Настя отпивает мелкими глотками и оглядывает комнату. Как неузнаваемо переменилась эта комнатушка! Когда девочкой приходила сюда, казалась она покоем непонятной мрачности, усугубленной цветным горением лампад. Полудневной свет, бесстыдно ворвавшийся сюда теперь, обнажил всю ее убогость: оборванные отопревшие от стены обои, нелепый гардероб в углу, похожий на двуспальную кровать, поставленную дыбом.

– Моли у нас много! – жалуется Матрена Симанна, прихлопывая одну в руках. – Вот все морильщика жду, не зайдет ли...

Настя уходит. Мысли приятно кружатся. Она накидывает шерстяной платок и бежит на улицу. Ее путь к Кате.

– ... Можно к тебе?

– Можно, будем чай вместе пить, – с холодком отвечает Катя.

– Нет... Я так посижу, не раздеваясь! – говорит Настя.

– Вот тут тебе письмо Семен прислал... чуть не забыла! Вторую неделю лежит. Он и тебе, и мне по письму прислал... – намекающе смеется Катя, и Настя это замечает.

Настя берет письмо и вскоре уходит.

– Какая ты толстая стала, – говорит она уже в дверях. – Знаешь, ты, если и похудеешь, все равно толстой останешься!..

... Все сильней покрывались будни Зарядья какой-то прочернью. И раньше была в них чернота, но пряталась глубоко, а тут проступила вдруг всюду, словно пятна на зараженном теле. Где-то там, на краю, напрягались последние силы. С багровым лицом, с глазами, расширенными от ужаса и боли в ранах, Россия предстояла врагу. Все еще гудели поля, но уже железная сукровица смерти из незаживляемой раны текла... Только Настя да Дудин ощущали близкий конец. Третий, в ком могла бы столь же неугасимо полыхать тревога, был слишком поглощен собственными печалями.

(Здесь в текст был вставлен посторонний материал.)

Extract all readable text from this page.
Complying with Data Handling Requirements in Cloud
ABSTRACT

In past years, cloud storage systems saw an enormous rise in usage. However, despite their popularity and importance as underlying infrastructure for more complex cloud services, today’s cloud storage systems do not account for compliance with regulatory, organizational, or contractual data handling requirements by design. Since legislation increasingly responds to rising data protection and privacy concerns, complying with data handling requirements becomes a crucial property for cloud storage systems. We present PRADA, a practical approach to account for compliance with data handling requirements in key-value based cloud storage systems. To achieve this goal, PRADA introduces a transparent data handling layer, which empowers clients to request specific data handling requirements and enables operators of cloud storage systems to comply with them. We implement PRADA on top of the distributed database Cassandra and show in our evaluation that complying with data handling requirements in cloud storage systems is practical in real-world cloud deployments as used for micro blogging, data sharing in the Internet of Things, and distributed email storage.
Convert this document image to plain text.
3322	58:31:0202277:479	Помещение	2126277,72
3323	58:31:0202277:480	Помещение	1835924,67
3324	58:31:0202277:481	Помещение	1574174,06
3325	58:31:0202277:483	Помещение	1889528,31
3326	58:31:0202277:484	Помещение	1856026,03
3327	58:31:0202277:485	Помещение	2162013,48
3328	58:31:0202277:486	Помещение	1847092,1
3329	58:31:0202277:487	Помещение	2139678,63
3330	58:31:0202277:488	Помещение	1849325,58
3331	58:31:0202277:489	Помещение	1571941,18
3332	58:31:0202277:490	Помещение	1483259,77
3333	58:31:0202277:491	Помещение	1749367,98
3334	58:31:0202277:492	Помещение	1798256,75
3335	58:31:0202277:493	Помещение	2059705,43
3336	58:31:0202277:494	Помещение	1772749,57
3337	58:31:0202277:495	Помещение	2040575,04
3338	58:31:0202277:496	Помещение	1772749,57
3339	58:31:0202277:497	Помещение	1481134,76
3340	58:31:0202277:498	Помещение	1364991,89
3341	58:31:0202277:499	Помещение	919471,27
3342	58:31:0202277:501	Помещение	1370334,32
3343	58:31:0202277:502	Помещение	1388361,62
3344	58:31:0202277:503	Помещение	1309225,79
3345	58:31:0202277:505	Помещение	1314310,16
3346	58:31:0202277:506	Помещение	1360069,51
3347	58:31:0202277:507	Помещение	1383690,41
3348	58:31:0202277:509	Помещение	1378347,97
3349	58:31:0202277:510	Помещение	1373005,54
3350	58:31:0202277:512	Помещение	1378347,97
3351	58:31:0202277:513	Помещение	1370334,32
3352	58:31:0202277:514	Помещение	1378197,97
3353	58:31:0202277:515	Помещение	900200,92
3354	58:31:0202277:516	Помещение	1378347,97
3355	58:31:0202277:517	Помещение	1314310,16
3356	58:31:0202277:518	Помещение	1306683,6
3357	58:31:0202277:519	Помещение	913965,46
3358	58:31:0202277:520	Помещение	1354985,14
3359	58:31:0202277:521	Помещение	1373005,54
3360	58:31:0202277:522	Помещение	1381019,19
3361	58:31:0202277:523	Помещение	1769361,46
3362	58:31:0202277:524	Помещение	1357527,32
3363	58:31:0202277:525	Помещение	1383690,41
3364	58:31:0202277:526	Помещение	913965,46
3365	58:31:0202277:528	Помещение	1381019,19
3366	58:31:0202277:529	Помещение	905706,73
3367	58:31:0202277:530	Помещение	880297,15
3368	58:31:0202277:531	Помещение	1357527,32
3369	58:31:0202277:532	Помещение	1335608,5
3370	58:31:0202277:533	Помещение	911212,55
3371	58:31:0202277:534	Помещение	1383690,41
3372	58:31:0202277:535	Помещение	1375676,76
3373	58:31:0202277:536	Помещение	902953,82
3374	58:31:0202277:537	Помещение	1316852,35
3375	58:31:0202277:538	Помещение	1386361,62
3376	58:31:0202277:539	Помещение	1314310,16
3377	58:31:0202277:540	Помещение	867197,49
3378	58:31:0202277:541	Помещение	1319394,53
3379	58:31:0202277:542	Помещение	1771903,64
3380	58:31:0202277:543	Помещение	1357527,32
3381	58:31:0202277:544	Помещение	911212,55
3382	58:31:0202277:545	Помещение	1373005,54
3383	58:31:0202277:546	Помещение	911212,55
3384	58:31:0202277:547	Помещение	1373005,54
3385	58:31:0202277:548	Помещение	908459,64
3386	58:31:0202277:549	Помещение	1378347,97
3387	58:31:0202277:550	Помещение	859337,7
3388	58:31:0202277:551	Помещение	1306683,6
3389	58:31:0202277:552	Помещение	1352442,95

... метался Зосим Васильич. И как-то, еще летом, надумал искать последнего приюта в монастыре. Даже справки наводил стороной: можно ли, если все семнадцать тысяч, сумму всего Быхаловского жизненного подвига, единовременным вкладом внести, иметь себе пожизненную келью для отдохновенья от жизни, скорби и труда. Но согласиться отдать все семнадцать, значило признаться в своей давнишней, первоначальной ошибке. Сделать это сразу Зосим Васильич не решался...

Стали к Быхалову монахи ходить, тонкие и толстые, ангелы и хряки. Но у всех равно были замедленные, осторожные движенья и вкрадчивая, журчащая речь. Иные пахли ладаном, иные – мылом, иные – смесью меди и селедки. Семья Быхаловских запахов в испуге расступалась перед монашьими запахами, неслыханными гостями в Быхаловской щели.